"It is fitting for these discoveries to belong to the Israeli people. I will make sure that all of Israel benefits from this," he told the weekly cabinet meeting Sunday.
Steinitz said he had informed Noble Energy, which leads a consortium that including a number of Israeli partners drilling for natural gas, that a government-appointed committee would continue to pore over the issue of royalties.
"I reject claims that if Israel behaved clumsily and negligently for 62 years, it must continue to do so next time," he said.
An official familiar with the case said the committee was looking into raising the royalties retroactively, so that the population could enjoy benefits afforded by the discovery of the offshore gas deposit.
"The case of collecting royalties from the Leviathan drilling is not the same as the case of Tamar and Dalit," he said, referring to the drilling sites.
Steinitz told the committee that Israel should not maintain lower royalties than the rest of the world. "These are especially large and important discoveries," he said.
"These discoveries only strengthen the need for a committee to examine the system of incentives given to investors, as well as the amount of taxation and royalties which will eventually be put into the state treasury."
An element from the gas partnership stated in response: "The licenses for gas and oil searches were issued by the State under explicit conditions according to which the entrepreneurs were responsible for any risks in the investments of billions of shekels.

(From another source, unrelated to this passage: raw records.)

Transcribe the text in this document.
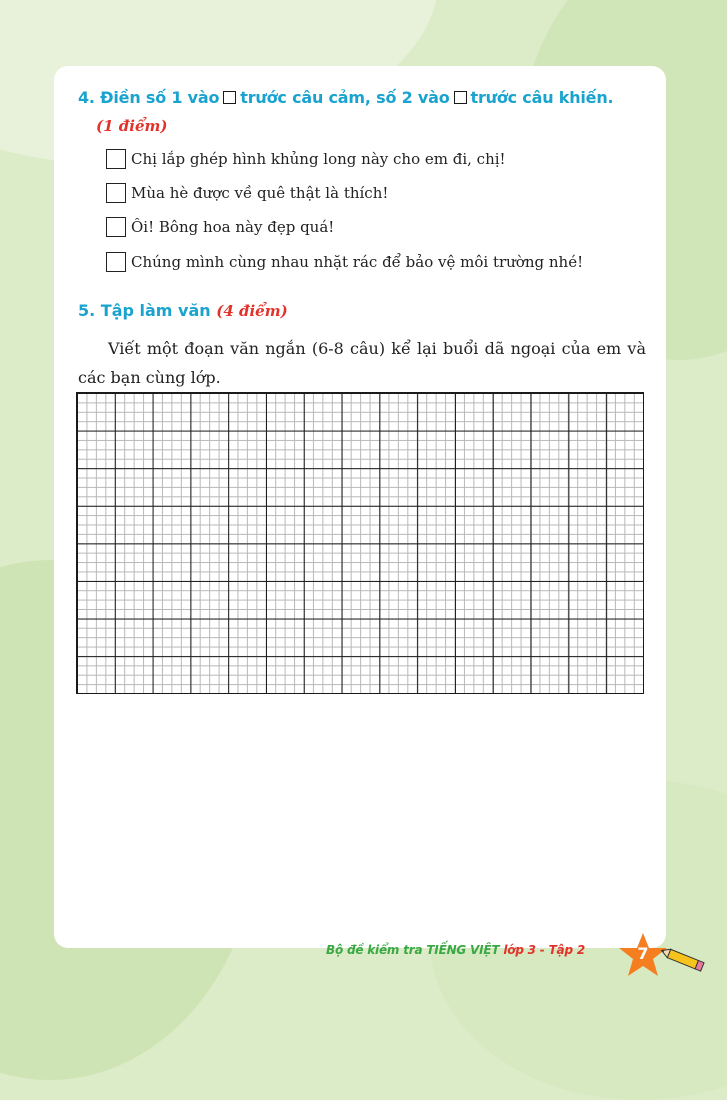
4. Điền số 1 vào trước câu cảm, số 2 vào trước câu khiến.
(1 điểm)
Chị lắp ghép hình khủng long này cho em đi, chị!
Mùa hè được về quê thật là thích!
Ôi! Bông hoa này đẹp quá!
Chúng mình cùng nhau nhặt rác để bảo vệ môi trường nhé!
5. Tập làm văn (4 điểm)
Viết một đoạn văn ngắn (6-8 câu) kể lại buổi dã ngoại của em và các bạn cùng lớp.
Bộ đề kiểm tra TIẾNG VIỆT lớp 3 - Tập 2	7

It should be noted that there were some 500 previous drills which yielded nothing and caused massive losses in funds.
"It is unacceptable that with the news of the latest test results which suggest significant potential for new discoveries, a committee should discuss the option of retroactively changing the rules of the game and creating uncertainty and instability among all the investors, primarily the foreign investors.
"It is important to bear in mind that the American partners invested massive amounts of money in the State of Israel against all odds at a time when no one wanted to invest in Israel due to the Arab boycott."
The statement further noted that Israel's royalties were no lower than any other country, and that hundreds of millions had already gone into the project. "It is unacceptable for a country which honors buyers' rights to change the rate of royalties regarding purchased rights which have already been invested in," the statement said.